Deciphering early warning for cancer progression from single-cell transcriptomics and lineage-tracing
The raw sequencing reads data can be downloaded from ENA with an accession number PRJNA803321. The processed data can be downloaded from KPTracer-Data. The processed data for this study can be downloaded from zenodo.
First, Cellranger be used to process the raw data to get the count data, and then one can utilize Samtools, Velocyto to quantify spliced counts and unspliced counts for each gene. Then, RNA velocity could be estimated by various toolkits following the protocol under the default parameters, for example, Velocyto, Scvelo, Dynamo, etc.
One can reconstruct the cell state vector field from RNA velocity with dyn.vf.VectorField by using Dynamo. Then, the differential geometry (divergence, curl, acceleration, curvature, jacobian, etc) could be analyzed based on the reconstructed vector field. One can also learn an analytical function of vector field from sparse single-cell samples on the entire space robustly by vector_field_function function in Dynamo.
One could simulate stochastic dynamics by solving the Langevin equation based on the analytical function to get the steady-state probability distribution and quantify the non-equilibrium landscape and flux.
For example, one can run landscape_multi.py in ./landscape-flux/singlecell to generate the steady-state probability distribution of the dynamics of cancer progression. The step can output grid data (Xgrid.csv, Ygrid.csv), probability distribution data (p_tra.csv), and stochastic force distribution data (mean_Fx.csv, mean_Fy.csv). Then, plot_landscape_path.m in ./landscape-flux can be run to plot the landscape and least action path.

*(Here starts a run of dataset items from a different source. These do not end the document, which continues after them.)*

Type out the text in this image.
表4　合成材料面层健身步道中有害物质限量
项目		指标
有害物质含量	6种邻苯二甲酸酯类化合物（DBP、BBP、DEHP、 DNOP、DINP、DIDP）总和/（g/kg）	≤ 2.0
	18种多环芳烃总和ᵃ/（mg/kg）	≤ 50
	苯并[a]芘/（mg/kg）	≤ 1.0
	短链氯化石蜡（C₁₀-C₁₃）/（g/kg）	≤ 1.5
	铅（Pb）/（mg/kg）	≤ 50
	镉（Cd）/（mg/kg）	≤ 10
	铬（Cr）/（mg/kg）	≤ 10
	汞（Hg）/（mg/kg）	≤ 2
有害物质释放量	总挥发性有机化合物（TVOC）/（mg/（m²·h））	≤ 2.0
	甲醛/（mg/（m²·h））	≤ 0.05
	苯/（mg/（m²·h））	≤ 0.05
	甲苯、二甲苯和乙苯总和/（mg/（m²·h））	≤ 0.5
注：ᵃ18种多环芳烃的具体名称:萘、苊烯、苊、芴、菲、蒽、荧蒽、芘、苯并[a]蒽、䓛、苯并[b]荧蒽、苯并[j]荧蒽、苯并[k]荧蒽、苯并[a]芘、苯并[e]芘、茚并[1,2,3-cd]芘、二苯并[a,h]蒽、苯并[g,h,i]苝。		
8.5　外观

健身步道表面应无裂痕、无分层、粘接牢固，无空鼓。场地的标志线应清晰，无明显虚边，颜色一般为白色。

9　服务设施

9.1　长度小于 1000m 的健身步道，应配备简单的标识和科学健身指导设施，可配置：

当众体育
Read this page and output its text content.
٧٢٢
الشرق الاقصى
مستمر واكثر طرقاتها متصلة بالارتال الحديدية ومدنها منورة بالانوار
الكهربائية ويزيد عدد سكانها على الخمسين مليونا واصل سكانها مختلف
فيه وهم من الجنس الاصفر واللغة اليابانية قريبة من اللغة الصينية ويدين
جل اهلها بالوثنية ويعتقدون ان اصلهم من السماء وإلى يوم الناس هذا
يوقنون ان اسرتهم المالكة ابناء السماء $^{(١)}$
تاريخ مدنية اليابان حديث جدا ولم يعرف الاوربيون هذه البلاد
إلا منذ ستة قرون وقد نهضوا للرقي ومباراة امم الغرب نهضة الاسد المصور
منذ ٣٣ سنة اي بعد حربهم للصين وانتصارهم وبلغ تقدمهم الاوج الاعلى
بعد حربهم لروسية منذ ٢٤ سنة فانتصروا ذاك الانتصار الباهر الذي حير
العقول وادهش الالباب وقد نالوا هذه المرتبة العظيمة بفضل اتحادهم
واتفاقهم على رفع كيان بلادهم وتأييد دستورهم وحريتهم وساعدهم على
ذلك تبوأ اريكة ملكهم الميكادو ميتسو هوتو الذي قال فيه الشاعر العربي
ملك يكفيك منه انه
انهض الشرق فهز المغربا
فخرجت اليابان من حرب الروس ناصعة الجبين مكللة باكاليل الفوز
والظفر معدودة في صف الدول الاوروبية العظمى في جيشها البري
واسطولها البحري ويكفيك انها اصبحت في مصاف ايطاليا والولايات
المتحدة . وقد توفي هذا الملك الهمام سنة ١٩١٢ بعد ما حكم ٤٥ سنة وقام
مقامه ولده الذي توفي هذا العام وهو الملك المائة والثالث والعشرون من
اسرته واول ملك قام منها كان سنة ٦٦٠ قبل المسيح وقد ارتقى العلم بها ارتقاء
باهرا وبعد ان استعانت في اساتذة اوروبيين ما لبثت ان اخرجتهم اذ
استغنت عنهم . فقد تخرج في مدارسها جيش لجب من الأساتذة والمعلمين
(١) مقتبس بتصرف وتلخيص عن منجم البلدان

One can quantify the action along the optimal path in the Hamiltonian-Jacobian form, and then select the position at the last global maximum of action value along the least action path as the transition state (nucleation locations), this transition state deviates from the expected landscape saddle on the gradient path. Then, the gene expression trajectory along the optimal path will be used to screen the pioneer genes (nucleation seeds) that quickly reach the target state.
Conflicting interactions within the GRN increase frustration as the system approaches critical transitions. The GRN frustration score be calculated by referring to Wang's paper.
The cell complexity index (CCI) and gene complexity index (GCI) be quantified by referring to SCTC.
One can reproduce the results by running .ipynb files in ./notebook, please note that the name of the notebook file may be inconsistent with the officially published article. Of course, users can also load user-defined data for analysis following the tutorials.